Lenovo and EMC have also agreed to a joint venture, majority-owned by Lenovo, bringing certain assets and resources from EMC’s Iomega business to develop and sell Network Attached Storage (NAS) products to small/medium businesses and distributed enterprise sites worldwide.
The agreement with EMC is not material to Lenovo’s earnings.
During the first fiscal quarter, Lenovo also announced the establishment of the Lenovo Industrial base in Wuhan, China, where the Company will build an integrated facility focused on the research, development and production of Lenovo mobile internet and digital home product lines. The facility is expected to open in October 2013.
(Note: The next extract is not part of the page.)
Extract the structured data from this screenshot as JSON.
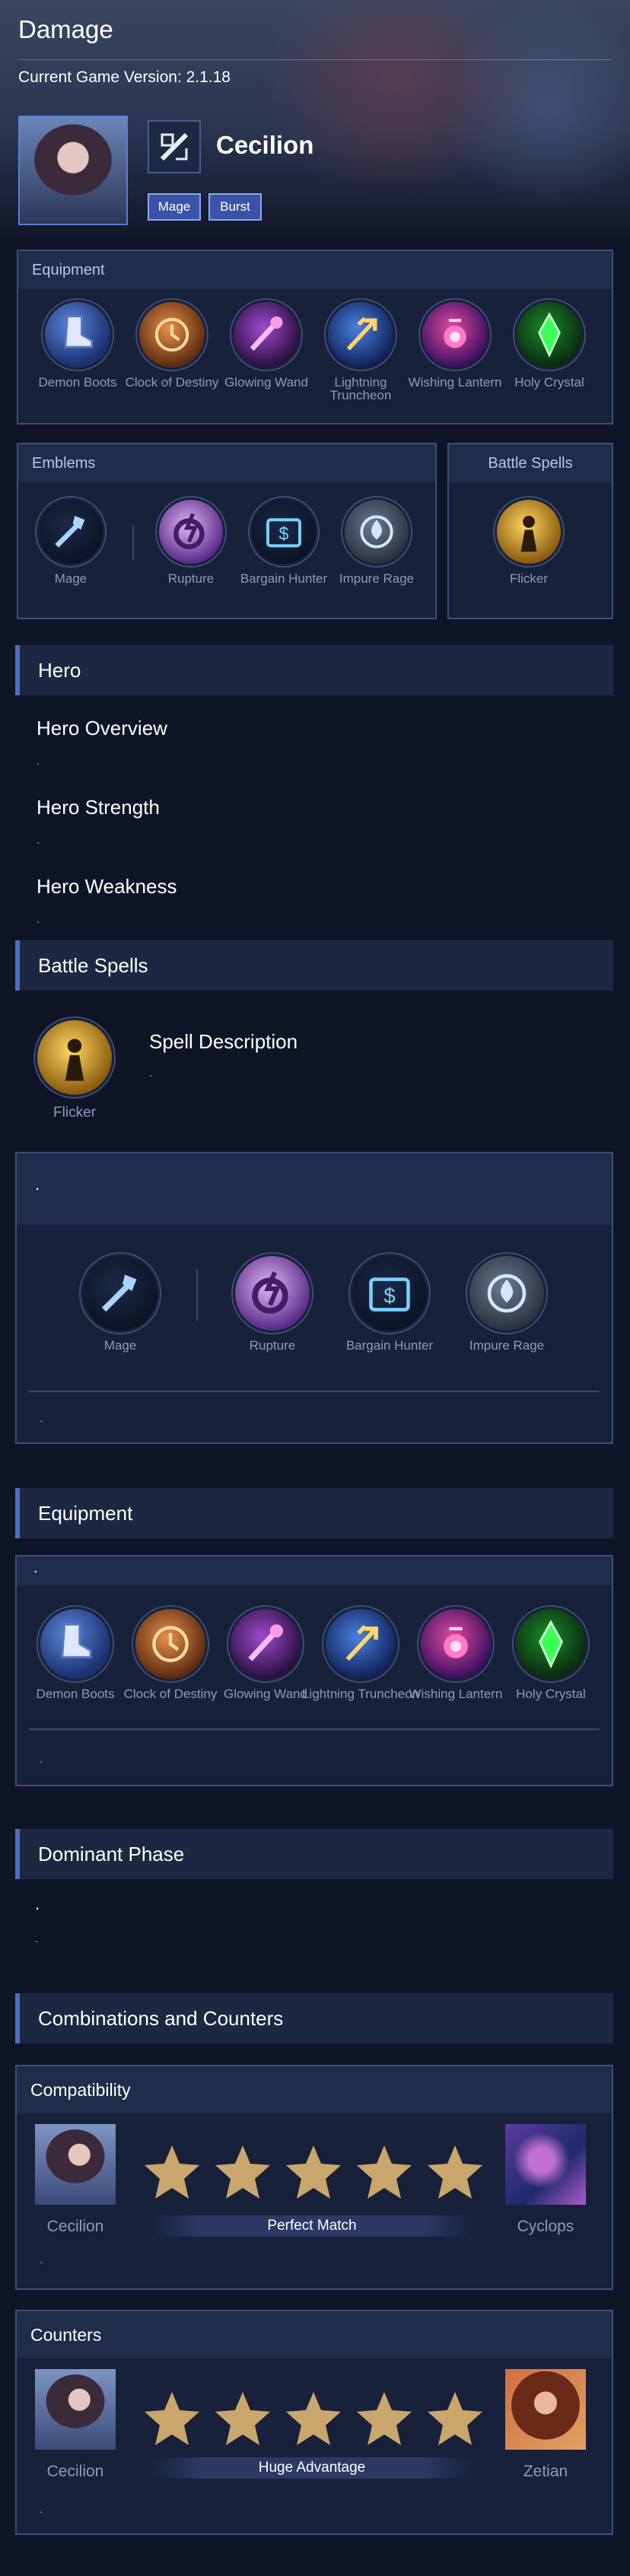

"Although the economic environment is somewhat similar to the 2008-2009 downturn, Lenovo’s results are much stronger because we have the right strategy and great execution,” said Yang Yuanqing, Lenovo Chairman and CEO. “Our businesses in emerging markets outside of China, our consumer business and MIDH business all achieved rapid expansion, providing the balanced pillars to support our overall performance. Our business in China and our global commercial business maintained strong profitability, which allows us to secure plenty of resources to invest in growth areas and ensure the company’s overall healthy performance. Although we're in a challenging environment, we are confident that by continuing to execute our Protect and Attack strategy, Lenovo can achieve sustainable growth and healthy returns in the PC+ era."